Tous les dirigeants des partis qui prétendent défendre les intérêts des travailleurs sont entrés dans le jeu de la domination de classe, se limitant à quémander des miettes au maître, pour nous persuader de voter pour eux. Le PSOE, IU, mais aussi Podemos, Bildu ou la CUP [coalition nationaliste petite-bourgeoise catalane], aspirent à participer aux gouvernements bourgeois, autonomes ou centraux, à donner une coloration supposée « progressiste » au maintien de l’ordre actuel, bourgeois, qui garantit l’exploitation capitaliste. Chacun à façon, tous ces partis empoisonnent les travailleurs avec des idéologies étrangères qui les nient en tant que classe en lutte irréductible avec la bourgeoisie. C’est le cas du démocratisme « citoyen » du PSOE et de UI, mais aussi de la « citoyenneté radicale » de Podemos qui tente de faire croire que le « vote du peuple » pour les parlements peut changer quelque chose d’important et pleurniche pour devenir la béquille du PSOE. Ou « l’indépendance de gauche » de Bildu et de la CUP, qui sème l’illusion de l’existence d’une nation au sein de laquelle les classes ont des intérêts communs et détourne complètement la rage sociale vers la question de l’oppression nationale, totale pour défendre « l’unité populaire » avec sa bourgeoisie périphérique et finit par couvrir la subordination et les ruses de celle-ci avec la monarchie.
Les nouvelles élections ne résoudront rien
L’État bourgeois est une machine bureaucratique créée pour garantir et défendre les intérêts de la classe dirigeante. Les gouvernements, en fin de compte, ne sont rien d’autre que le conseil d’administration des affaires générales de la bourgeoisie. Lors des élections, ils nous laissent simplement choisir qui remplira cette fonction. S’il y avait un parti ouvrier révolutionnaire, il pourrait se présenter aux élections et utiliser la tribune parlementaire pour expliquer précisément que rien ne peut être résolu par des élections, que nos revendications doivent être défendues par nous-mêmes, dans la lutte implacable qui nous structure et nous unifie en tant que classe par-dessus toutes les divisions, y compris les nationales.

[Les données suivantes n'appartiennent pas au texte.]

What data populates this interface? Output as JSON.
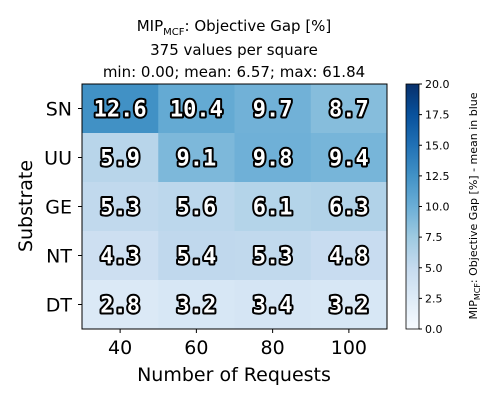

Ce parti n’existe pas encore, ce qui conduit nombre de travailleurs, malgré l’expérience, à chercher à utiliser le vote pour des partis dits « de gauche » afin de renverser ou au moins amortir les pires conséquences de toutes les attaques des gouvernements du PP. Ces travailleurs recourent aussi à ce vote afin tenter de se protéger contre le franquisme qui renaît.
Nous demandons à ces travailleurs de voter pour le parti qu’ils jugent le plus utile pour concentrer la force de notre classe sur ce terrain et cette occasion. Mais nous leur expliquons clairement que, comme l’histoire le montre, y compris les six mois qui se sont écoulés depuis les précédentes élections d’avril 2019, la politique traîtresse de collaboration de classe de ces partis fait le lit du fascisme et que la seule possibilité d’obtenir des victoires est la lutte organisée et unie sur les lieux de travail, les quartiers ouvriers, les rues… comme l’ont fait ces dernières années les retraités.
Il faut se mettre à construire dès maintenant l’instrument nécessaire pour mettre fin à toute exploitation et oppression
Quel que soit le résultat des élections, aux travailleurs les plus conscients doivent se réorganiser sur des bases politiques de classe pour échapper à ce système économique et social capitaliste qui pourrit et nous dévore.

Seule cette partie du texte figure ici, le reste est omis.